As I think back to the first year after my accident, I realize how hard it was for me and my mom. Thankfully, it didn't seem that bad at the time as we were going through it, but looking back on all that has happened, I realize just how hard it was, and far we've come since then. Each passing year has gotten easier as we've developed a routine and become comfortable with our new reality. I am truly so happyhappier than I think I've ever been. Sure, I can't help but feel disappointed that my life isn't what I always hoped and dreamed it would be, but I still have a great life—better than a lot of people who can move! I'm so grateful to the Lord for giving me a gift of joy that enables me to be happy, even though I'm not living a normal life. I'm incredibly blessed, and I can't/won't complain!

3 comments:

Kathe said...

You are so blessed to have a mother like that. She is so wonderful and truly loves you. Being around you guys make me want to be the best that I can be.

Anonymous said...

Kathe
Before I even saw your comment, I was going to write exactly the same thing about Heather's mother.

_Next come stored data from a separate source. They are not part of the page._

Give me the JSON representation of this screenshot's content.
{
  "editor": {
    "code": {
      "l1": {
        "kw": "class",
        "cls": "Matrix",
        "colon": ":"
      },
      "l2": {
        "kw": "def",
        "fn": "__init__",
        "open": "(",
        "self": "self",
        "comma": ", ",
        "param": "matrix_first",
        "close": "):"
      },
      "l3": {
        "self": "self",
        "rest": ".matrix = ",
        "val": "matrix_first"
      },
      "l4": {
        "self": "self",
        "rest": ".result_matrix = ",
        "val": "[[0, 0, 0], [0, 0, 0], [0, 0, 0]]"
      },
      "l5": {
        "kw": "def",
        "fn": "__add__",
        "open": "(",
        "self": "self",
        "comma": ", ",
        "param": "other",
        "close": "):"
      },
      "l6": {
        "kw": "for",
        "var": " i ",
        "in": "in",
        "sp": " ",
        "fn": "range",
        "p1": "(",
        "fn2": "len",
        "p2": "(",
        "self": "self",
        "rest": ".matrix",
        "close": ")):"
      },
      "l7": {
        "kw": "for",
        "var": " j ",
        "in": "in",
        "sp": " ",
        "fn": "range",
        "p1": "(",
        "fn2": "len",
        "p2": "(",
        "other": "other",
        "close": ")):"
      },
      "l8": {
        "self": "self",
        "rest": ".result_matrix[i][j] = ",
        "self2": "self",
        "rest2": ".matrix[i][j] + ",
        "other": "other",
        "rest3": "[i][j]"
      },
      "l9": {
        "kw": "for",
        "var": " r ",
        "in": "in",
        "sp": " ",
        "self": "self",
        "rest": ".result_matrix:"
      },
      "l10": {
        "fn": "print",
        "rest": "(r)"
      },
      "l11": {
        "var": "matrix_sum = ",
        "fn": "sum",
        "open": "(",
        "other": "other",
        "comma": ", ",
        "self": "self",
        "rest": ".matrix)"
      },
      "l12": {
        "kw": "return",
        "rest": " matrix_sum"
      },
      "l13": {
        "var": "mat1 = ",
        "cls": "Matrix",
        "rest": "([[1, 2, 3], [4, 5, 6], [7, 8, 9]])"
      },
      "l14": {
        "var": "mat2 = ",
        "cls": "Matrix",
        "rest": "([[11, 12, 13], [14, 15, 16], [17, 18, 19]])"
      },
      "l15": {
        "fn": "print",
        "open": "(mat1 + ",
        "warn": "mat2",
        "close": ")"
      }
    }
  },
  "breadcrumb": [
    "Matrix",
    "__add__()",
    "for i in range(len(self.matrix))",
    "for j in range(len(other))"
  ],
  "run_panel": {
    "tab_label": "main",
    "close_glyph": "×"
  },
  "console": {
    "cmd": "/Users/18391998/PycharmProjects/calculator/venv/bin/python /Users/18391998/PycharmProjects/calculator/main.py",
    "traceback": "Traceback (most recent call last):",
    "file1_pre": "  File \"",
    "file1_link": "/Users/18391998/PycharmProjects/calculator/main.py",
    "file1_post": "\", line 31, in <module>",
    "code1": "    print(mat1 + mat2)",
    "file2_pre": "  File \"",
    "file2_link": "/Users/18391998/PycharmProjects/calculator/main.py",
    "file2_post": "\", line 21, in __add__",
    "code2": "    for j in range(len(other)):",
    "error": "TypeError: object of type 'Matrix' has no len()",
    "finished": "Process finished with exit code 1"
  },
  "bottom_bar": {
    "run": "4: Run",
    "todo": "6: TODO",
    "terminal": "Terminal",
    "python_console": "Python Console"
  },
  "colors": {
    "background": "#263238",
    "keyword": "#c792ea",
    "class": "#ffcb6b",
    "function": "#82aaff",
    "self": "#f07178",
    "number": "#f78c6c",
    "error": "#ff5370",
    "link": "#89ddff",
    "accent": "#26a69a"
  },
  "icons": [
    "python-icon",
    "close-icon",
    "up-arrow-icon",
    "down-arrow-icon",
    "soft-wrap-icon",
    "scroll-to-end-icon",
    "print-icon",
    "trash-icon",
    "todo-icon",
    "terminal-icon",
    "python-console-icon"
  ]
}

I am just speechless reading about your life, Heather, and how you have adapted, and how your spirit is so strong and positive.

Anonymous said...

Your blog has touched me and helped me a great deal! I have a severely mentally disabled son and your comments on finding happiness and your acceptance have helped me to put things in proper perspective. I noticed that you don't have any paid home health care workers. I was wondering whether your state would allow you to use medicaid to pay for some hours of home health care each day. Thanks again for this wonderful blog! I check it daily!